Zach and the hunter sat and watched the muscled barber. He looked late into his twenties. His hair was plaited backwards. He was wearing a blue tank top. He was in a bad mood.
From behind the door that led to the extension, an unlikely conversation filtered in. It went from the sixteen-year old girl to the wanker to AIDS to the Olympics to Black himself.
# # #
‘Black has been in a bad mood lately.’
‘There’s been a blackout.’
‘I can’t quite tell.’
‘He has been keeping to himself.’
‘He hasn’t been on these bells for a minute. He hasn’t been gyming. He has been quiet for a while now.’
‘Shit is real.’
There was silence on Zach’s side of the door. On the other side, the discussion petered off into low whispers.
‘It’s that chick.’
‘Which one?’
‘Borûn. That whore.’
‘Damn Black.’
‘He’s got something on her.’
‘That whore—’
The word ‘whore’ was still hanging in the air when the door bust open and Black bounded in. There were hard and deathly blows, made with murderous intent to kill. There were painful screams and sounds of people holding Black back. He was still silent.

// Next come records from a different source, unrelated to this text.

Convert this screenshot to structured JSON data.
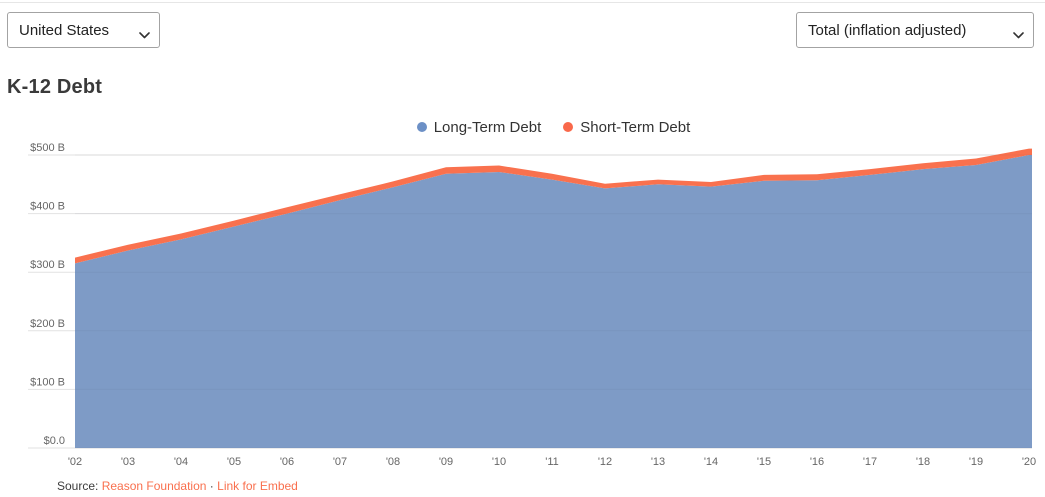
{
  "controls": {
    "region_select": {
      "value": "United States"
    },
    "metric_select": {
      "value": "Total (inflation adjusted)"
    }
  },
  "title": "K-12 Debt",
  "legend": [
    {
      "label": "Long-Term Debt",
      "dot_color": "#6C90C6"
    },
    {
      "label": "Short-Term Debt",
      "dot_color": "#F9684A"
    }
  ],
  "source": {
    "prefix": "Source:",
    "link1": "Reason Foundation",
    "separator": "·",
    "link2": "Link for Embed",
    "link_color": "#F9704E"
  },
  "chart_data": {
    "type": "area",
    "stacked": true,
    "title": "K-12 Debt",
    "unit": "billions of USD (inflation adjusted)",
    "x": [
      "'02",
      "'03",
      "'04",
      "'05",
      "'06",
      "'07",
      "'08",
      "'09",
      "'10",
      "'11",
      "'12",
      "'13",
      "'14",
      "'15",
      "'16",
      "'17",
      "'18",
      "'19",
      "'20"
    ],
    "years": [
      2002,
      2003,
      2004,
      2005,
      2006,
      2007,
      2008,
      2009,
      2010,
      2011,
      2012,
      2013,
      2014,
      2015,
      2016,
      2017,
      2018,
      2019,
      2020
    ],
    "series": [
      {
        "name": "Long-Term Debt",
        "color": "#7E9BC6",
        "values": [
          315,
          337,
          356,
          378,
          400,
          423,
          445,
          468,
          471,
          458,
          443,
          450,
          446,
          456,
          457,
          466,
          476,
          483,
          500
        ]
      },
      {
        "name": "Short-Term Debt",
        "color": "#F9714E",
        "values": [
          10,
          10,
          10,
          10,
          11,
          10,
          10,
          11,
          11,
          10,
          8,
          8,
          8,
          10,
          10,
          10,
          10,
          11,
          11
        ]
      }
    ],
    "totals": [
      325,
      347,
      366,
      388,
      411,
      433,
      455,
      479,
      482,
      468,
      451,
      458,
      454,
      466,
      467,
      476,
      486,
      494,
      511
    ],
    "ylim": [
      0,
      500
    ],
    "yticks": [
      0,
      100,
      200,
      300,
      400,
      500
    ],
    "ytick_labels": [
      "$0.0",
      "$100 B",
      "$200 B",
      "$300 B",
      "$400 B",
      "$500 B"
    ],
    "grid": "horizontal",
    "legend_position": "top-center",
    "colors": {
      "gridline": "#e2e2e2",
      "tick_text": "#666666"
    }
  }
}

‘You hit me because of that piece of toilet tissue?’ was heard outside, as the victim of the blows was led away cursing aloud as he struggled to say something before they took him too far. ‘You have no honour to be slithering on that shit. I have fucked that bitch once and now, you’ve given me the chance to it over and over again now. Any position I want for free. That is all she’s worth. That is the only thing she’s good at. When next I see her, I will tell her that someone is dreaming of getting HIV from her. Idiot. Fool! Bag of dirt! I’d rather have you love me than love that piece of shit.’